Model partitioning across multiple devices is done by the compiler. The user is required to specify the number of SoCs/devices and the connectivity between the devices. Here a few examples of the device partition config files based on the connectivity and number of devices. The device partition config file is passed to the compiler qaic-exec CLI.

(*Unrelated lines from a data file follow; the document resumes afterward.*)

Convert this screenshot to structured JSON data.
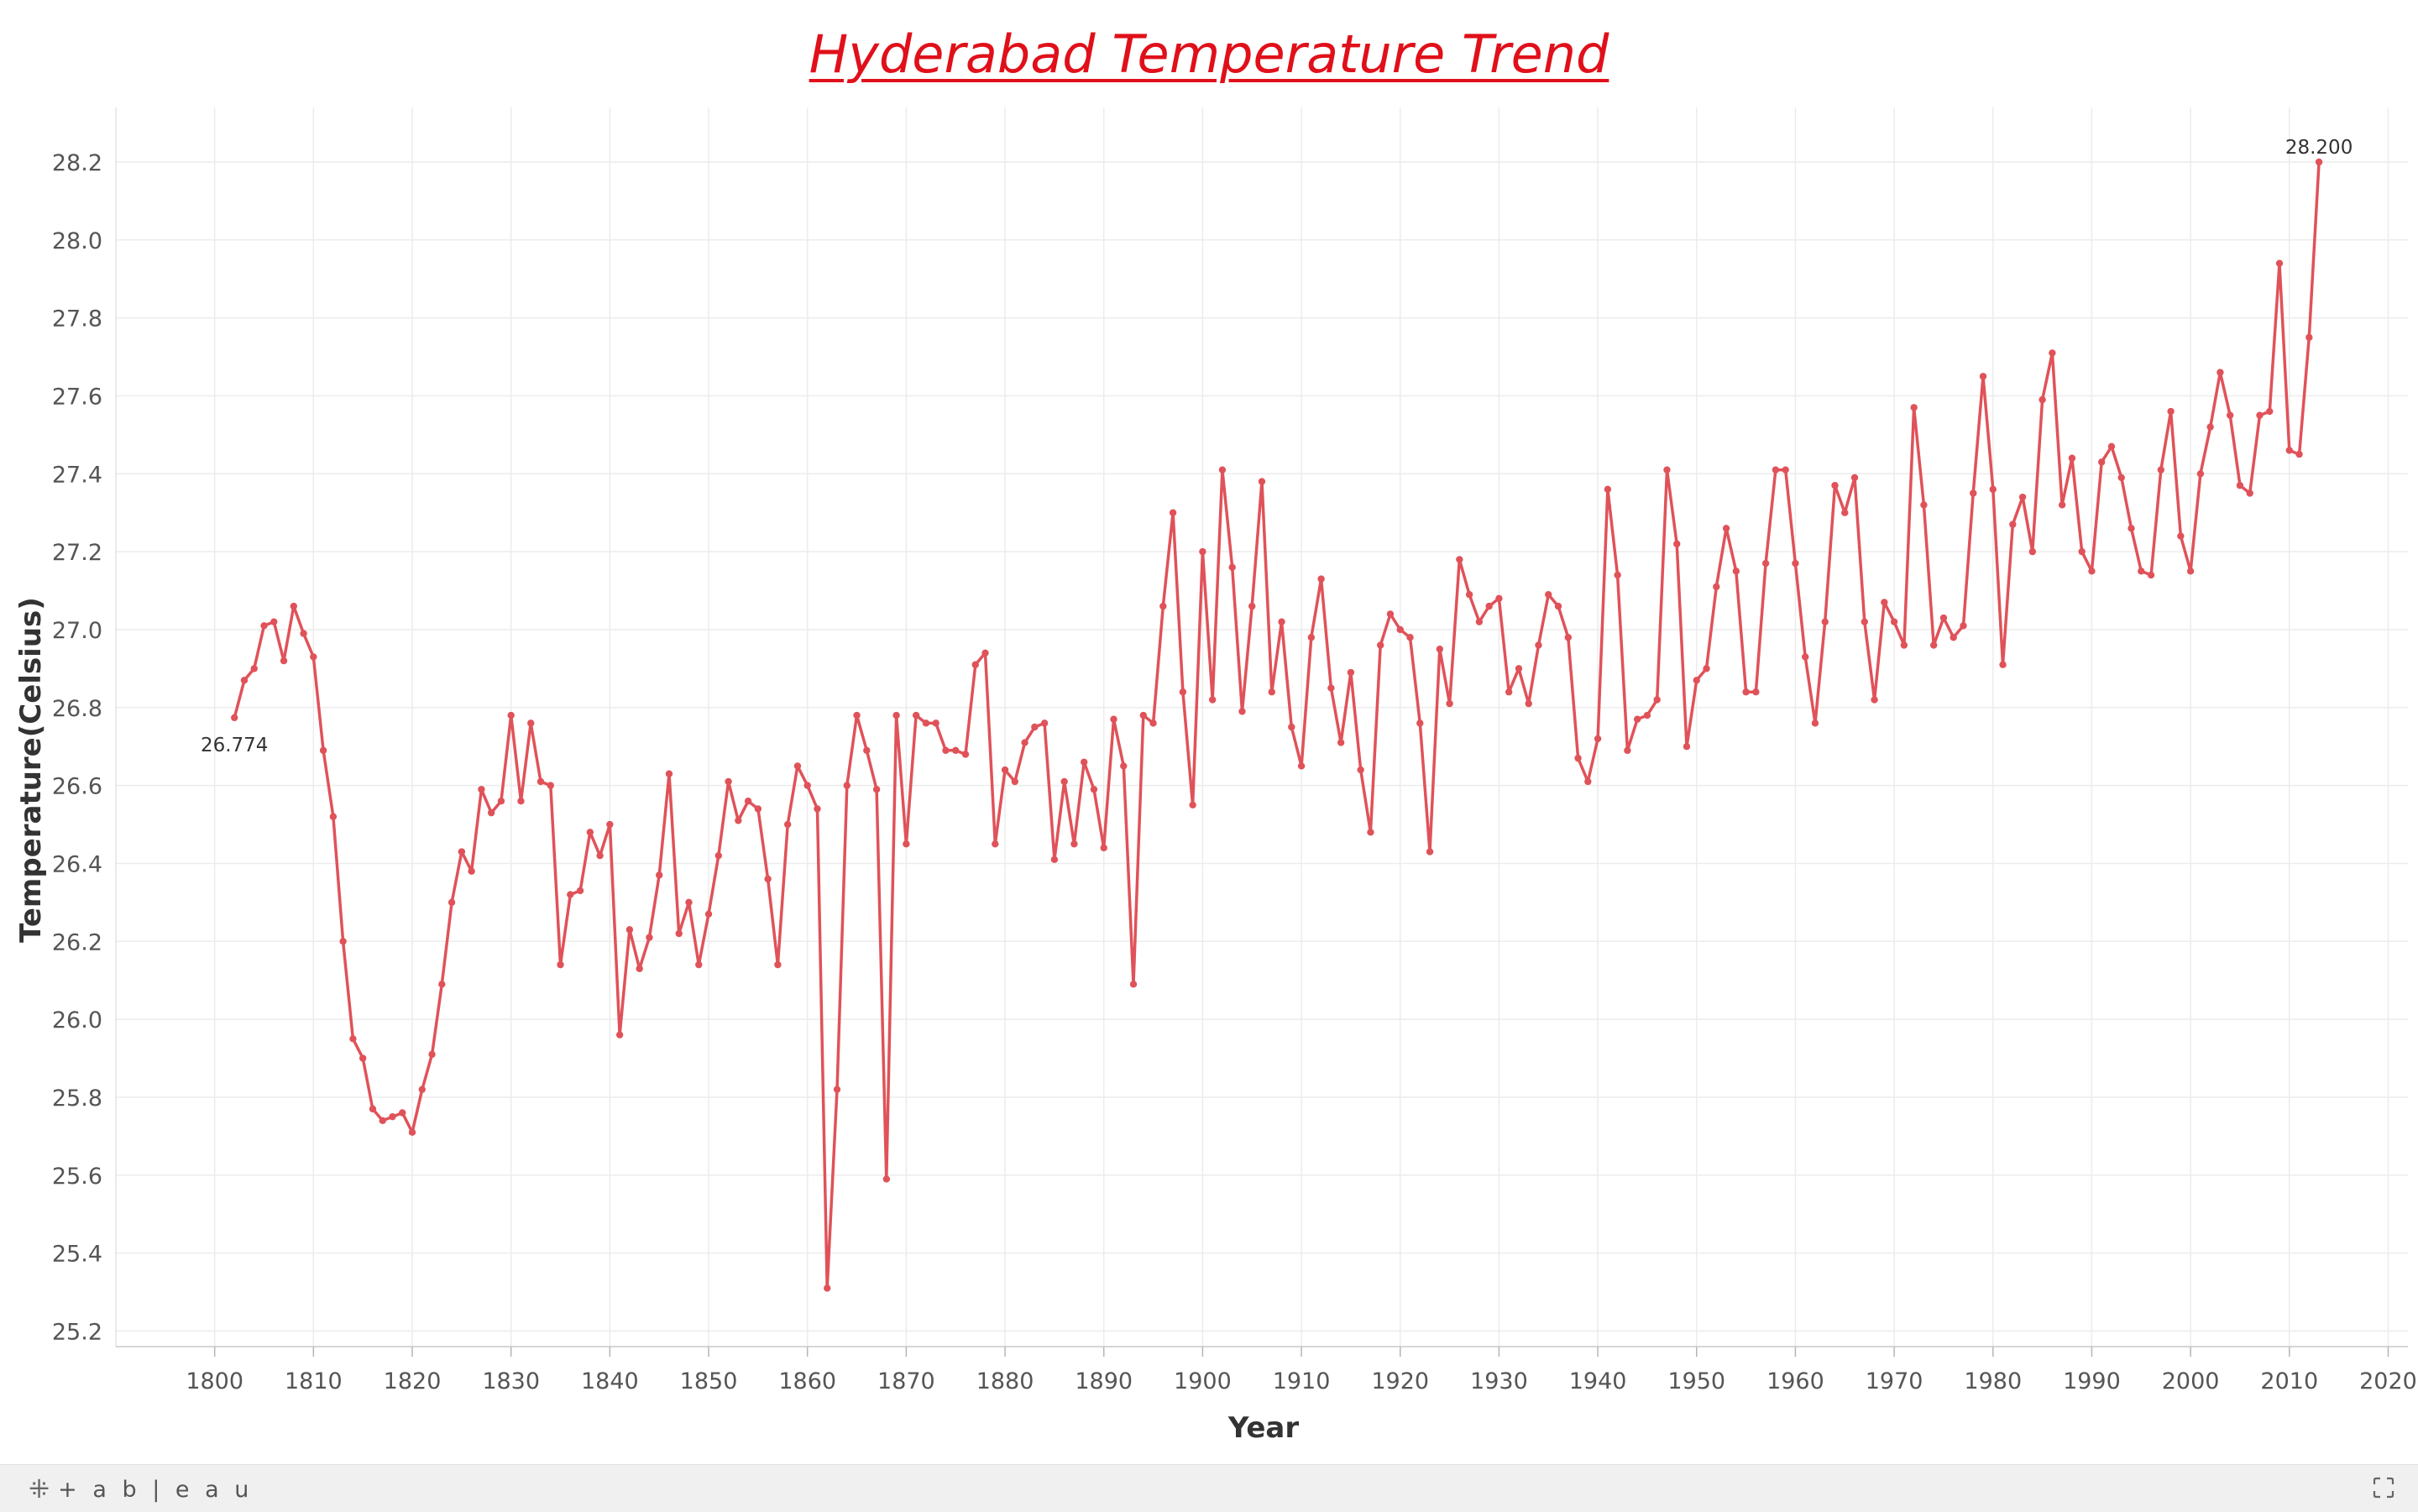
{
  "chart_data": {
    "type": "line",
    "title": "Hyderabad Temperature Trend",
    "xlabel": "Year",
    "ylabel": "Temperature(Celsius)",
    "xlim": [
      1790,
      2022
    ],
    "ylim": [
      25.16,
      28.34
    ],
    "x_ticks": [
      1800,
      1810,
      1820,
      1830,
      1840,
      1850,
      1860,
      1870,
      1880,
      1890,
      1900,
      1910,
      1920,
      1930,
      1940,
      1950,
      1960,
      1970,
      1980,
      1990,
      2000,
      2010,
      2020
    ],
    "y_ticks": [
      25.2,
      25.4,
      25.6,
      25.8,
      26.0,
      26.2,
      26.4,
      26.6,
      26.8,
      27.0,
      27.2,
      27.4,
      27.6,
      27.8,
      28.0,
      28.2
    ],
    "grid": true,
    "colors": {
      "line": "#e05259",
      "title": "#e0101a",
      "grid": "#ececec"
    },
    "annotations": [
      {
        "x": 1802,
        "y": 26.774,
        "text": "26.774",
        "position": "below"
      },
      {
        "x": 2013,
        "y": 28.2,
        "text": "28.200",
        "position": "above"
      }
    ],
    "series": [
      {
        "x": [
          1802,
          1803,
          1804,
          1805,
          1806,
          1807,
          1808,
          1809,
          1810,
          1811,
          1812,
          1813,
          1814,
          1815,
          1816,
          1817,
          1818,
          1819,
          1820,
          1821,
          1822,
          1823,
          1824,
          1825,
          1826,
          1827,
          1828,
          1829,
          1830,
          1831,
          1832,
          1833,
          1834,
          1835,
          1836,
          1837,
          1838,
          1839,
          1840,
          1841,
          1842,
          1843,
          1844,
          1845,
          1846,
          1847,
          1848,
          1849,
          1850,
          1851,
          1852,
          1853,
          1854,
          1855,
          1856,
          1857,
          1858,
          1859,
          1860,
          1861,
          1862,
          1863,
          1864,
          1865,
          1866,
          1867,
          1868,
          1869,
          1870,
          1871,
          1872,
          1873,
          1874,
          1875,
          1876,
          1877,
          1878,
          1879,
          1880,
          1881,
          1882,
          1883,
          1884,
          1885,
          1886,
          1887,
          1888,
          1889,
          1890,
          1891,
          1892,
          1893,
          1894,
          1895,
          1896,
          1897,
          1898,
          1899,
          1900,
          1901,
          1902,
          1903,
          1904,
          1905,
          1906,
          1907,
          1908,
          1909,
          1910,
          1911,
          1912,
          1913,
          1914,
          1915,
          1916,
          1917,
          1918,
          1919,
          1920,
          1921,
          1922,
          1923,
          1924,
          1925,
          1926,
          1927,
          1928,
          1929,
          1930,
          1931,
          1932,
          1933,
          1934,
          1935,
          1936,
          1937,
          1938,
          1939,
          1940,
          1941,
          1942,
          1943,
          1944,
          1945,
          1946,
          1947,
          1948,
          1949,
          1950,
          1951,
          1952,
          1953,
          1954,
          1955,
          1956,
          1957,
          1958,
          1959,
          1960,
          1961,
          1962,
          1963,
          1964,
          1965,
          1966,
          1967,
          1968,
          1969,
          1970,
          1971,
          1972,
          1973,
          1974,
          1975,
          1976,
          1977,
          1978,
          1979,
          1980,
          1981,
          1982,
          1983,
          1984,
          1985,
          1986,
          1987,
          1988,
          1989,
          1990,
          1991,
          1992,
          1993,
          1994,
          1995,
          1996,
          1997,
          1998,
          1999,
          2000,
          2001,
          2002,
          2003,
          2004,
          2005,
          2006,
          2007,
          2008,
          2009,
          2010,
          2011,
          2012,
          2013
        ],
        "y": [
          26.774,
          26.87,
          26.9,
          27.01,
          27.02,
          26.92,
          27.06,
          26.99,
          26.93,
          26.69,
          26.52,
          26.2,
          25.95,
          25.9,
          25.77,
          25.74,
          25.75,
          25.76,
          25.71,
          25.82,
          25.91,
          26.09,
          26.3,
          26.43,
          26.38,
          26.59,
          26.53,
          26.56,
          26.78,
          26.56,
          26.76,
          26.61,
          26.6,
          26.14,
          26.32,
          26.33,
          26.48,
          26.42,
          26.5,
          25.96,
          26.23,
          26.13,
          26.21,
          26.37,
          26.63,
          26.22,
          26.3,
          26.14,
          26.27,
          26.42,
          26.61,
          26.51,
          26.56,
          26.54,
          26.36,
          26.14,
          26.5,
          26.65,
          26.6,
          26.54,
          25.31,
          25.82,
          26.6,
          26.78,
          26.69,
          26.59,
          25.59,
          26.78,
          26.45,
          26.78,
          26.76,
          26.76,
          26.69,
          26.69,
          26.68,
          26.91,
          26.94,
          26.45,
          26.64,
          26.61,
          26.71,
          26.75,
          26.76,
          26.41,
          26.61,
          26.45,
          26.66,
          26.59,
          26.44,
          26.77,
          26.65,
          26.09,
          26.78,
          26.76,
          27.06,
          27.3,
          26.84,
          26.55,
          27.2,
          26.82,
          27.41,
          27.16,
          26.79,
          27.06,
          27.38,
          26.84,
          27.02,
          26.75,
          26.65,
          26.98,
          27.13,
          26.85,
          26.71,
          26.89,
          26.64,
          26.48,
          26.96,
          27.04,
          27.0,
          26.98,
          26.76,
          26.43,
          26.95,
          26.81,
          27.18,
          27.09,
          27.02,
          27.06,
          27.08,
          26.84,
          26.9,
          26.81,
          26.96,
          27.09,
          27.06,
          26.98,
          26.67,
          26.61,
          26.72,
          27.36,
          27.14,
          26.69,
          26.77,
          26.78,
          26.82,
          27.41,
          27.22,
          26.7,
          26.87,
          26.9,
          27.11,
          27.26,
          27.15,
          26.84,
          26.84,
          27.17,
          27.41,
          27.41,
          27.17,
          26.93,
          26.76,
          27.02,
          27.37,
          27.3,
          27.39,
          27.02,
          26.82,
          27.07,
          27.02,
          26.96,
          27.57,
          27.32,
          26.96,
          27.03,
          26.98,
          27.01,
          27.35,
          27.65,
          27.36,
          26.91,
          27.27,
          27.34,
          27.2,
          27.59,
          27.71,
          27.32,
          27.44,
          27.2,
          27.15,
          27.43,
          27.47,
          27.39,
          27.26,
          27.15,
          27.14,
          27.41,
          27.56,
          27.24,
          27.15,
          27.4,
          27.52,
          27.66,
          27.55,
          27.37,
          27.35,
          27.55,
          27.56,
          27.94,
          27.46,
          27.45,
          27.75,
          28.2
        ]
      }
    ]
  },
  "footer": {
    "logo_mark": "⁜",
    "logo_text": "+ a b | e a u"
  }
}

Example 1: Model, tensor sliced across 4 SoCs with P2P communication between the SoCs.

mdp_4soc_p2p.json 

{
    "connections": [
        {
            "devices": [0,1,2,3],
            "type": "p2p"
        }
    ],
    "partitions": [
        {
            "name": "Partition0",
            "devices": [
                {
                    "deviceId": 0,
                    "numCores": 16
                },
                {
                    "deviceId": 1,
                    "numCores": 16
                },
                {
                    "deviceId": 2,
                    "numCores": 16
                },
                {
                    "deviceId": 3,
                    "numCores": 16
                }
            ]
        }
    ]
}

Example 2: Model, tensor sliced across 2 SoCs with communication through the host between the SoCs. If no connections are defined, the conectivity is assumed to be through the host

mdp_2soc_host.json 

{
    "partitions": [
        {
            "name": "Partition0",
            "devices": [
                {
                    "deviceId": 0,
                    "numCores": 16
                },
                {
                    "deviceId": 1,
                    "numCores": 16
                }
            ]
        }
    ]
}

To compile the model with the tensor sliced configurations, pass the device paritioning config file to qaic-exec using mdp-load-partition-config flag as shown below.

/opt/qti-aic/exec/qaic-exec \
    -m=$model_path \
    -aic-hw \
    -aic-hw-version=2.0 \
    -network-specialization-config=specializations.json \
    -retained-state \
    -convert-to-fp16 \
    -aic-num-cores=${CORES} \
    -custom-IO-list-file=${model_name}/custom_io.yaml \
    -compile-only \
    -aic-binary-dir=qpc/${model_name}-${BS}bs-${PL}pl-${CL}cl-${CORES}c-${SOCS}soc-${MX} \
    -mdp-load-partition-config=mdp.json

Execution

Refer to Cloud-ai-sdk example for executing inference on multi-SoCs.

Recommendations

For very large models which are compiled for inter-SoC communication through the host, the host memory requirements can be large. If inference fails due to host or device resource exhaustion, try below options.

  • Increase the maximum number of memory mappings allowed for a process from the default value of 65k

    sudo bash -c "sysctl -w 'vm.max_map_count=2048000'"
    
    Verify the new setting using
    cat /proc/sys/vm/max_map_count
    

  • Increase system memory (RAM) to 1TB and CPU count to 32 cores or higher.